June 29, 2026

Claude Code, $60B Cursor, Security Cracks

AI Agents

Overview

Cursor's $60B SpaceX acquisition and Claude Code's status as the dominant tool for startup code generation are the two defining data points this cycle. Three of the top coding tools (Cursor, Claude Code, Devin) reached a combined \~$7B in 2026 revenue, and Business Insider reported Claude Code is "the overwhelming tool of choice" as startups push AI-generated code toward 100% of output. OpenAI is building a dedicated Codex sales team specifically to match Anthropic's traction with business customers (per NYT), signaling the enterprise segment is now the primary battleground.
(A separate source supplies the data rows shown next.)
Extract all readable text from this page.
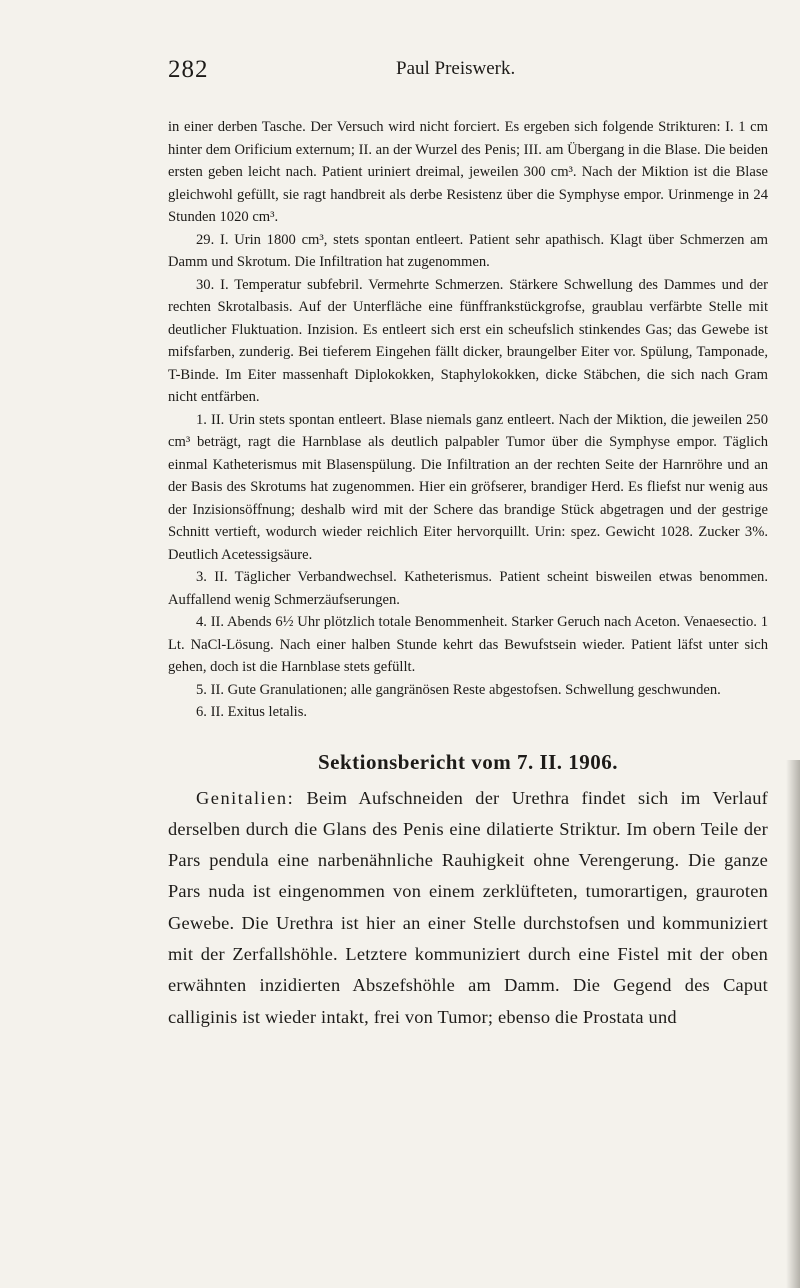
282	Paul Preiswerk.

in einer derben Tasche. Der Versuch wird nicht forciert. Es ergeben sich folgende Strikturen: I. 1 cm hinter dem Orificium externum; II. an der Wurzel des Penis; III. am Übergang in die Blase. Die beiden ersten geben leicht nach. Patient uriniert dreimal, jeweilen 300 cm³. Nach der Miktion ist die Blase gleichwohl gefüllt, sie ragt handbreit als derbe Resistenz über die Symphyse empor. Urinmenge in 24 Stunden 1020 cm³.

29. I. Urin 1800 cm³, stets spontan entleert. Patient sehr apathisch. Klagt über Schmerzen am Damm und Skrotum. Die Infiltration hat zugenommen.

30. I. Temperatur subfebril. Vermehrte Schmerzen. Stärkere Schwellung des Dammes und der rechten Skrotalbasis. Auf der Unterfläche eine fünffrankstückgrofse, graublau verfärbte Stelle mit deutlicher Fluktuation. Inzision. Es entleert sich erst ein scheufslich stinkendes Gas; das Gewebe ist mifsfarben, zunderig. Bei tieferem Eingehen fällt dicker, braungelber Eiter vor. Spülung, Tamponade, T-Binde. Im Eiter massenhaft Diplokokken, Staphylokokken, dicke Stäbchen, die sich nach Gram nicht entfärben.

1. II. Urin stets spontan entleert. Blase niemals ganz entleert. Nach der Miktion, die jeweilen 250 cm³ beträgt, ragt die Harnblase als deutlich palpabler Tumor über die Symphyse empor. Täglich einmal Katheterismus mit Blasenspülung. Die Infiltration an der rechten Seite der Harnröhre und an der Basis des Skrotums hat zugenommen. Hier ein gröfserer, brandiger Herd. Es fliefst nur wenig aus der Inzisionsöffnung; deshalb wird mit der Schere das brandige Stück abgetragen und der gestrige Schnitt vertieft, wodurch wieder reichlich Eiter hervorquillt. Urin: spez. Gewicht 1028. Zucker 3%. Deutlich Acetessigsäure.

3. II. Täglicher Verbandwechsel. Katheterismus. Patient scheint bisweilen etwas benommen. Auffallend wenig Schmerzäufserungen.

4. II. Abends 6½ Uhr plötzlich totale Benommenheit. Starker Geruch nach Aceton. Venaesectio. 1 Lt. NaCl-Lösung. Nach einer halben Stunde kehrt das Bewufstsein wieder. Patient läfst unter sich gehen, doch ist die Harnblase stets gefüllt.

5. II. Gute Granulationen; alle gangränösen Reste abgestofsen. Schwellung geschwunden.

6. II. Exitus letalis.

Sektionsbericht vom 7. II. 1906.

Genitalien: Beim Aufschneiden der Urethra findet sich im Verlauf derselben durch die Glans des Penis eine dilatierte Striktur. Im obern Teile der Pars pendula eine narbenähnliche Rauhigkeit ohne Verengerung. Die ganze Pars nuda ist eingenommen von einem zerklüfteten, tumorartigen, grauroten Gewebe. Die Urethra ist hier an einer Stelle durchstofsen und kommuniziert mit der Zerfallshöhle. Letztere kommuniziert durch eine Fistel mit der oben erwähnten inzidierten Abszefshöhle am Damm. Die Gegend des Caput calliginis ist wieder intakt, frei von Tumor; ebenso die Prostata und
Running parallel to that growth story: a Mozilla security research team demonstrated that Claude Code can be tricked into installing malware through clean-looking GitHub repos, and Amazon Q was hit by a CVSS 8.5 CVE for a similar class of attack. These incidents are converging with a broader analyst narrative across New Stack, SD Times, and DevOps.com that AI is accelerating code output without proportionately improving code quality or organizational readiness, and that 80%+ of companies still can't point to measurable AI tool ROI.

Key Stories

Cursor's expected $60B acquisition by SpaceX marks the largest exit in AI coding tool history. Forbes reported the company reached $29.3B in valuation and $4B in annualized revenue before its June 12 IPO, with three-quarters of run rate from business customers. The deal validates the enterprise AI coding category at a scale that will attract further capital and competitive pressure. Forbes separately noted Cursor, Claude Code, and Devin together are on track for nearly $7B in combined 2026 revenue.
Claude Code is now described as the default tool for AI-generated startup code. Business Insider reported multiple startups running at 100% AI-generated code, with Claude Code named as the dominant platform. VentureBeat tied this directly to organizational change: Anthropic reportedly hired more product managers rather than engineers because Claude Code effectively tripled engineering output, shifting the bottleneck to product clarity. "The bottleneck stopped being how long it takes to write the code. It started being how clearly the team can describe what correct looks like," wrote VentureBeat's Ishan Gupta. Workday's CTO also gave an unsolicited endorsement in New Stack, saying "I'm happy to have Claude Code and Codex and others" while positioning Workday's differentiation elsewhere.
Mozilla's 0din team demonstrated that AI coding agents, specifically Claude Code, can be manipulated into installing malware from GitHub repositories that pass standard security scans. Tom's Hardware detailed how the exploit gives attackers full access to developer credentials, API keys, and browser sessions without triggering alerts. The researchers concluded that "almost every bot agent is susceptible to this type of attack, though Claude is the default choice for programming tasks" — a line that pairs Claude Code's market leadership with its attack surface. A separate www.theregister.com - Articles piece on Amazon Q's CVE-2026-12957 (CVSS 8.5) describes an identical class of attack vector, suggesting this is a category-level vulnerability, not a single-product issue.
Several industry outlets this week converged on a shared concern: AI tools are accelerating code generation without fixing the systems around it. New Stack proposed an "AI slop registry" using invariant verification criteria, citing an Aviator experiment where an agent generated 6,000 lines of code verified against 65 criteria in six minutes. SD Times noted teams can generate code 40% faster while still waiting days for approvals and integration testing. DevOps.com added that more than 80% of companies still cannot point to measurable ROI from AI tooling investments, with requirements quality now the highest-leverage variable. Also covered by: New Stack and DevOps.com.
OpenAI is making a direct enterprise push with Codex. The New York Times reported OpenAI is building a sales team specifically "to match Anthropic," while noting Anthropic "has had success selling its service to businesses." Separately, OpenAI announced GPT-5.6 Sol sets a new benchmark on Terminal-Bench 2.1 for coding workflows, priced at $5/$30 per million tokens, with initial rollout limited to trusted partners after a U.S. government request. www.theregister.com - Articles reported 97.9% of OpenAI's own employees now use Codex agents, up from 40% in August 2025. Also covered by: TechCrunch and Inside Atlassian.